Until recently birds were underestimated, even by biologists – “bird-brained” was by no means a complimentary term – but opinion is gradually changing as publications such as The Genius of Birds by zoologist Jennifer Ackerman help us reassess our feathered friends and appreciate their amazing, avian abilities.
Take for example the Japanese crows that use cars to crack nuts. When the light at a pedestrian crossing has turned red, the crows take the opportunity to place their nut carefully on the crossing. As the light turns green, cars will run over the nut, which is then retrieved by the crow at the next red light, its shell broken.
Even on a smaller scale many birds use tools: there are finches who fashion skewers from twigs to fish grubs out of inaccessible nooks, and there are rooks who can work out that they should drop pebbles into a vessel of water to raise the level so they can reach a floating morsel of food.
The miraculous navigational system, which allows birds to migrate tens of thousands of miles half way across the globe to better feeding grounds each winter, is well known. During the world wars, pigeons’ ability to navigate home over unknown terrain from 1000 miles away meant they could safely carry messages back to base from behind enemy lines. Even now the Chinese currently have a force of 10,000 pigeons trained to carry messages between troops in the event of electronic communications failures.
Birds are no slouches in the memory department either and the chickadee in particular takes some beating: during Autumn it hides thousands of seeds, all of which it will retrieve in the winter when food is scarce. Its brain actually grows bigger to accomplish this feat of memory and then shrinks back again for summer months. Then there is the disturbingly Hitchcockian story of the ornithologist who was targeted by revengeful crows when he returned to his research lab after an absence of many years. Recognising his face, the crows dive bombed mercilessly. Time had not made them forget being captured for experiments.
A particularly enviable trait is the avian propensity to sleep with one eye open i.e. resting half the brain at a time. No intruder will get past in the small hours and some birds even carry on flying through the night, closing one eye at a time on the wing!
Bowerbirds are artistic architects creating elaborate structures that defy belief. Only the male who has built the most symmetrical bower with ornaments arranged by colour and size to create an illusion of depth, will be picked as a potential mate. This must surely be one of the best examples of Art in the entire animal world.

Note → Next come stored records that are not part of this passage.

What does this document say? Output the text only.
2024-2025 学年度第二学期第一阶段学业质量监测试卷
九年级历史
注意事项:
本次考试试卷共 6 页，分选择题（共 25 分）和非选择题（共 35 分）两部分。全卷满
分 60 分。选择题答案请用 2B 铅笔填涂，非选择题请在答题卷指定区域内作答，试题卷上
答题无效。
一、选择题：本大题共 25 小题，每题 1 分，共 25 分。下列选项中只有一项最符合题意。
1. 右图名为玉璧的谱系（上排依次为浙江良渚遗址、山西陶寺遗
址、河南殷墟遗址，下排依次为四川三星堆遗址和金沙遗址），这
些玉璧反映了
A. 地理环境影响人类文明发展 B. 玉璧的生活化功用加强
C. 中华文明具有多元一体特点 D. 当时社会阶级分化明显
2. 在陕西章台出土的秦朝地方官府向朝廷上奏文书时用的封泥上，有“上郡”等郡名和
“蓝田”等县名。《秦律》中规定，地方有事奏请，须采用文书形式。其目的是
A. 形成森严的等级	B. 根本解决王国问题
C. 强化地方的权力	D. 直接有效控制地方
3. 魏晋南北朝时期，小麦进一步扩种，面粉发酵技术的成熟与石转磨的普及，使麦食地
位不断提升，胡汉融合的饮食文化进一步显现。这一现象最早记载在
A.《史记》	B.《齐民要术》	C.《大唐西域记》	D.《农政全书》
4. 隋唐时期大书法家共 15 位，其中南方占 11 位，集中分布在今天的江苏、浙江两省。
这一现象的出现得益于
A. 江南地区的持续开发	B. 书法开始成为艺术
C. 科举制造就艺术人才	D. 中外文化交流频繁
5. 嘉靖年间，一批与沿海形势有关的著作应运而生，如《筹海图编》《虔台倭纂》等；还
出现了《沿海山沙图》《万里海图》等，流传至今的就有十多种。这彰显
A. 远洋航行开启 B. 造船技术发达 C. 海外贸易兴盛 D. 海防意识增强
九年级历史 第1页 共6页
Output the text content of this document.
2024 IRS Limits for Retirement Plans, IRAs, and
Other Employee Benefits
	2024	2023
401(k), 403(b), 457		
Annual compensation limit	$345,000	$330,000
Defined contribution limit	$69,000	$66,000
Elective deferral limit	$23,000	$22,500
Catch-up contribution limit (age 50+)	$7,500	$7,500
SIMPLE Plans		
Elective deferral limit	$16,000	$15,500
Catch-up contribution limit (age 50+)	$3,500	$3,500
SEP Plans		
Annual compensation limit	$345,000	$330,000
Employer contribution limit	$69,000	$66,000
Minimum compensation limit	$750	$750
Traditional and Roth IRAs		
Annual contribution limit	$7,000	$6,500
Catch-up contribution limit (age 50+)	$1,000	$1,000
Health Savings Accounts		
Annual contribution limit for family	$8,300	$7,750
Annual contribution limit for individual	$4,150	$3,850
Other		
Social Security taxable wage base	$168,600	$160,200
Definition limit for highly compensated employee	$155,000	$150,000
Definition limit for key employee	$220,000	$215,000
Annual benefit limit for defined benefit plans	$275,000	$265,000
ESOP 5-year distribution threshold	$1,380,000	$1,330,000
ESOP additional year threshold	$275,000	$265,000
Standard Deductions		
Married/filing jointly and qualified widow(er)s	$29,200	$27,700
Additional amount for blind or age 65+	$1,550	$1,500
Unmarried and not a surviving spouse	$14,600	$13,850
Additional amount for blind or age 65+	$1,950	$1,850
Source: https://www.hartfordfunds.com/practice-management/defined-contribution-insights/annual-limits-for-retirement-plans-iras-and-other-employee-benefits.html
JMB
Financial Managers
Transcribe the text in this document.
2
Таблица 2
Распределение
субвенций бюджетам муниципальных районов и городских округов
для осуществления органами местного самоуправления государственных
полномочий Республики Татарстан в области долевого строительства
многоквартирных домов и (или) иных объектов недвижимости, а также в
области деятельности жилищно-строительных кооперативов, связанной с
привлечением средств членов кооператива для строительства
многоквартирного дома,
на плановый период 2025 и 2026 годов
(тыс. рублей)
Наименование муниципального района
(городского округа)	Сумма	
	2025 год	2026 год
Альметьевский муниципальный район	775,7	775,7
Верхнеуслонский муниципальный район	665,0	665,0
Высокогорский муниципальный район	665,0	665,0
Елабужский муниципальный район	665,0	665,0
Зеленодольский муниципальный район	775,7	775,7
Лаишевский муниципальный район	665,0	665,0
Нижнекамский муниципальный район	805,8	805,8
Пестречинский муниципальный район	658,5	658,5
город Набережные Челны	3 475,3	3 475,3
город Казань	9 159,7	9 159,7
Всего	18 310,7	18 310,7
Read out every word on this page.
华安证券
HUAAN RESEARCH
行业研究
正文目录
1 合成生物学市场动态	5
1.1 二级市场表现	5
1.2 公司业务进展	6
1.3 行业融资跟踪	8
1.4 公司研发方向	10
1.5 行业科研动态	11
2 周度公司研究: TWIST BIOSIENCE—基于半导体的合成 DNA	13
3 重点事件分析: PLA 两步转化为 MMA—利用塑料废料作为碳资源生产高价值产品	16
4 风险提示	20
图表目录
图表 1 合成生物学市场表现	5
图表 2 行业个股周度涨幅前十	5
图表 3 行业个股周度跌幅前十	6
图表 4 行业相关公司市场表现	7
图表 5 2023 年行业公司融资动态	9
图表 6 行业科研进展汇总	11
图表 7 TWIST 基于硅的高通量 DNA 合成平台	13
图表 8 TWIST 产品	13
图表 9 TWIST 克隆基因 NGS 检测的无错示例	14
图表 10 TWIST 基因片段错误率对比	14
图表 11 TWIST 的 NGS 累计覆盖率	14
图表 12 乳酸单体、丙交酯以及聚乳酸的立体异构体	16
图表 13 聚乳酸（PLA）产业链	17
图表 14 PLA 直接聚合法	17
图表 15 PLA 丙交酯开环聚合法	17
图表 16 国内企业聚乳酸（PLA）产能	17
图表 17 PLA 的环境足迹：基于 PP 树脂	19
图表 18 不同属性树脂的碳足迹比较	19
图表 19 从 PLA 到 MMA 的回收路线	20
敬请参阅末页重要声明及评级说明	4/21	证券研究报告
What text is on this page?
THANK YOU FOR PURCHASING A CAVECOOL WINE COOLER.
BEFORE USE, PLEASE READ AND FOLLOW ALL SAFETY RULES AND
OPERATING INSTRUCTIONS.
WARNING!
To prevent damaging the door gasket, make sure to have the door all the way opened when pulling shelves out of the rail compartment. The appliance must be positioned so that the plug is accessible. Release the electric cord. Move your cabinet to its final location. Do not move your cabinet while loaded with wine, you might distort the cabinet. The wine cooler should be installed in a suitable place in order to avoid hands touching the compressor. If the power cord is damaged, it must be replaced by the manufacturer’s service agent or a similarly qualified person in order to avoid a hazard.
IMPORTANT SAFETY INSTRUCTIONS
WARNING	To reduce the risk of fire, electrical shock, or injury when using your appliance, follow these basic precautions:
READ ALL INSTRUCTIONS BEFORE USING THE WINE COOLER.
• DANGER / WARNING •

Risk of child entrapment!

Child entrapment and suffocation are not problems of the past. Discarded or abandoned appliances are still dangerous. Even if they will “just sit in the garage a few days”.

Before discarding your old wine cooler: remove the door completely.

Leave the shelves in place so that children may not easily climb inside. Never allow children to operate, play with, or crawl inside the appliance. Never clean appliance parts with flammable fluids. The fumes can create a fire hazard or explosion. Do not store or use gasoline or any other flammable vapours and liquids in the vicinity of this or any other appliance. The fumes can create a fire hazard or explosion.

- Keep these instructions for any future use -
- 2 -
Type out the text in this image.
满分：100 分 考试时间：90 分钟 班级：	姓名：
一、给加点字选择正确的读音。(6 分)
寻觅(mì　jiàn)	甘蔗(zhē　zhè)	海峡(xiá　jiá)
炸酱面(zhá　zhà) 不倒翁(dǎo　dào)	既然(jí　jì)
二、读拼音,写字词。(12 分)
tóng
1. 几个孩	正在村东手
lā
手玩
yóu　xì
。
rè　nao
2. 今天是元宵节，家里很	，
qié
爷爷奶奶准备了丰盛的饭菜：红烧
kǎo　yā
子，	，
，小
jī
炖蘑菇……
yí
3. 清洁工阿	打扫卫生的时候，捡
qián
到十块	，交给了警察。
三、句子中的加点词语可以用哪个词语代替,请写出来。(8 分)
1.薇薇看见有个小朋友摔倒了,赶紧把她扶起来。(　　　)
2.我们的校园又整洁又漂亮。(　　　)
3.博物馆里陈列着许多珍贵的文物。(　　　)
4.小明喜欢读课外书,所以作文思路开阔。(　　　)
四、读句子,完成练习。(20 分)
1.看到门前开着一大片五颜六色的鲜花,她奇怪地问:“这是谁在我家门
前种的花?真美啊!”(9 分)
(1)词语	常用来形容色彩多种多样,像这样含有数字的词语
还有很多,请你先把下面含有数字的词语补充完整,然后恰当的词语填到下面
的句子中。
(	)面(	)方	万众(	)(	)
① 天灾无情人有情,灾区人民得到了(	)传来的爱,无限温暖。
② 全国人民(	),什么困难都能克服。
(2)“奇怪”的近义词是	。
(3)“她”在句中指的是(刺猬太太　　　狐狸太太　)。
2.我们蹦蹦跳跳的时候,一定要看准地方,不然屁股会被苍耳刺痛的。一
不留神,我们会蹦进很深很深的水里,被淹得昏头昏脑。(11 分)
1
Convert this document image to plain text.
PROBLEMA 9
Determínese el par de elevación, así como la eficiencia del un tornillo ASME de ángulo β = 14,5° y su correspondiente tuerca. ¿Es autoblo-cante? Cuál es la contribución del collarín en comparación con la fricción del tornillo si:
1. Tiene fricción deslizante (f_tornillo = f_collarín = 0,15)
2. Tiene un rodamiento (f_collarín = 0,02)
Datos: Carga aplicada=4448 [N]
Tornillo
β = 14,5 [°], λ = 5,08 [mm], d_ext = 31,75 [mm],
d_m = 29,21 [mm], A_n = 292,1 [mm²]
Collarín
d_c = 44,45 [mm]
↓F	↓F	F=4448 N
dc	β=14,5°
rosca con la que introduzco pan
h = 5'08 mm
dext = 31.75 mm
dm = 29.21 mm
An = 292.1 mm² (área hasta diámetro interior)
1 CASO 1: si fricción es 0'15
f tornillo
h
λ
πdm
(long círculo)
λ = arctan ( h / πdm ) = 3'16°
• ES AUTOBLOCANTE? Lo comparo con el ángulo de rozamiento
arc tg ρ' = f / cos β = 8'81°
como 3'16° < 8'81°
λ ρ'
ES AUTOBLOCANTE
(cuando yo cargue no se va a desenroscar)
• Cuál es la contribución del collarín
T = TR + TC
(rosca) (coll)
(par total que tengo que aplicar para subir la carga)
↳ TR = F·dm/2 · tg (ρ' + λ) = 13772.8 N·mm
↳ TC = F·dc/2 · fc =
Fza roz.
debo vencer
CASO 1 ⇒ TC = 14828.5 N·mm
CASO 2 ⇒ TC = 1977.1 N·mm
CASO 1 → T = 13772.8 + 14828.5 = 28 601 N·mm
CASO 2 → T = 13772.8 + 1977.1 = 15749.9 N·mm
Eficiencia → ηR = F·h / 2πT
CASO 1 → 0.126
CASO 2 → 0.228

Most remarkable of all though, is birds’ song, that intoxicating mixture of communication and virtuoso display which has inspired composers as diverse as Beethoven, Messiaen and Paul McCartney. A Mocking Bird or a Starling might also choose to splice into its song some sophisticated mimicry of local sounds such as waterfalls babbling and car alarms wailing. A pet parrot was recently considered as star witness in a murder trial as it constantly mimicked what were thought to be its owner’s final words to his wife “don’t shoot!”
This summer I was excited to hear a song thrush performing in the top of the trees near my house. The sheer volume of sound from such a tiny creature was dazzling, as he mixed elements of the Radetzky march with trills, scales and intricate repeated motifs, all sung purely for the joy of living – and in the off chance of impressing a female. I for one was certainly seduced by this lesson in music and life!
Hail to thee, blithe spirit!
Bird thou never wert,
That from Heaven, or near it,
Pourest thy full heart
In profuse strains of unpremeditated art.